Learning and classification using RNN

RNN is a neural network which had been shown to perform very well in various fields such as time series prediction [33], speech recognition [34], and language model [35]. Since RNN can memorize parts of sequential data, we used GRU which is an advanced architecture of RNN in this study.

After using the aforementioned CNN to create feature maps, we applied a multi-layer GRU to the extracted features. The standard RNN has a major drawback called the gradient vanishing problem, leading to that the network fails in memorizing information which is far away from the sequence and it makes predictions based on the most recent information only. Therefore, more powerful recurrent units, like GRU and Long Short-Term Memory (LSTM), were explored and introduced.

GRU is an advanced version of the standard RNN, in which the gradient vanishing problem is resolved by the introduction of an update gate and a reset gate for determining what information should be passed or discarded. GRU enables the possibility of long dependencies between the current input and far away information.
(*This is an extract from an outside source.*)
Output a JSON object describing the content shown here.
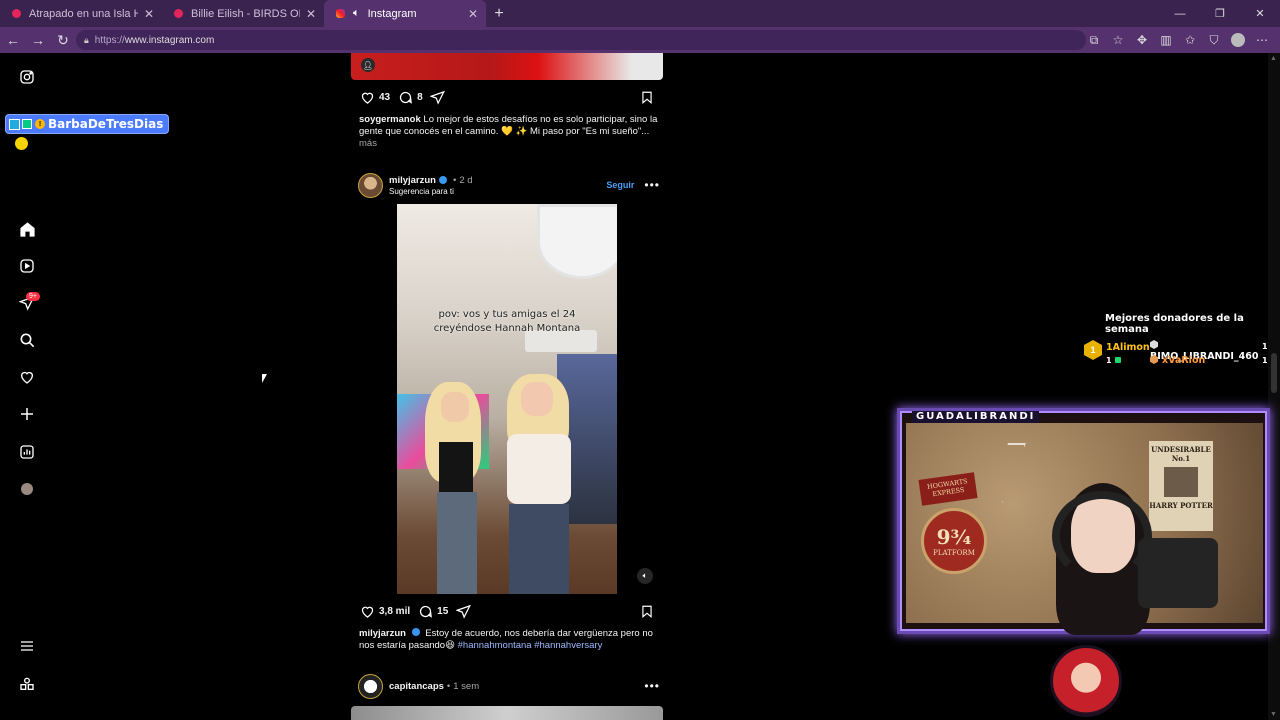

Basically, the structure of GRU is similar to LSTM. However, the fact that GRU requires less parameters than LSTM so it is more suitable for small datasets. This eases the training procedure and motivates us to adopt GRU as the basic unit in our RNN module. In the RNN module, a GRU layer consists of two gates:

(1) Update gate decides what information to throw away and what new information to add. To calculate the update gate zt, we used the following formula:

$$ z_{t} = \sigma \left(W_{iz} x_{t} + b_{iz} + W_{hz} h_{(t - 1)} + b_{hz} \right), $$
(5)

where t is the time step, σ represents the sigmoid function, W represents weight, xt represents the input at time t, h(t−1) represents the hidden state of the previous layer at time t−1 or the initial hidden state at time 0, and b represents bias.

(2) Reset gate is applied in the model to determine how much past information to forget. The following formula is used:

$$ r_{t} = \sigma \left({W_{ir} x_{t} + b_{ir} + W_{hr} h_{(t - 1)} + b_{hr}} \right). $$
(6)

Moreover, to save the past information from the reset gate, GRU uses a current memory content. It can be calculated using the following equation:

$$ n_{t} = \tanh \left({W_{in} x_{t} + b_{in} + r_{t} \circ \left({W_{hn} h_{(t - 1)} + b_{hn}} \right)} \right). $$
(7)

Finally, the last step is final memory, to determine what to collect from the current memory content and the previous steps at the last step. To perform this step, GRU calculates vector ht as follows:

$$ h_{t} = (1 - z_{t})\circ n_{t} + z_{t} \circ h_{(t - 1)}. $$
(8)

The final output from the RNN module is then mapped to the prediction with a fully connected layer and the sigmoid function. The output from the RNN model is a scalar in [0,1] representing the probability that the PSSM profile belongs to the adaptor protein category (close to 1) or the non-adaptor protein category (close to 0).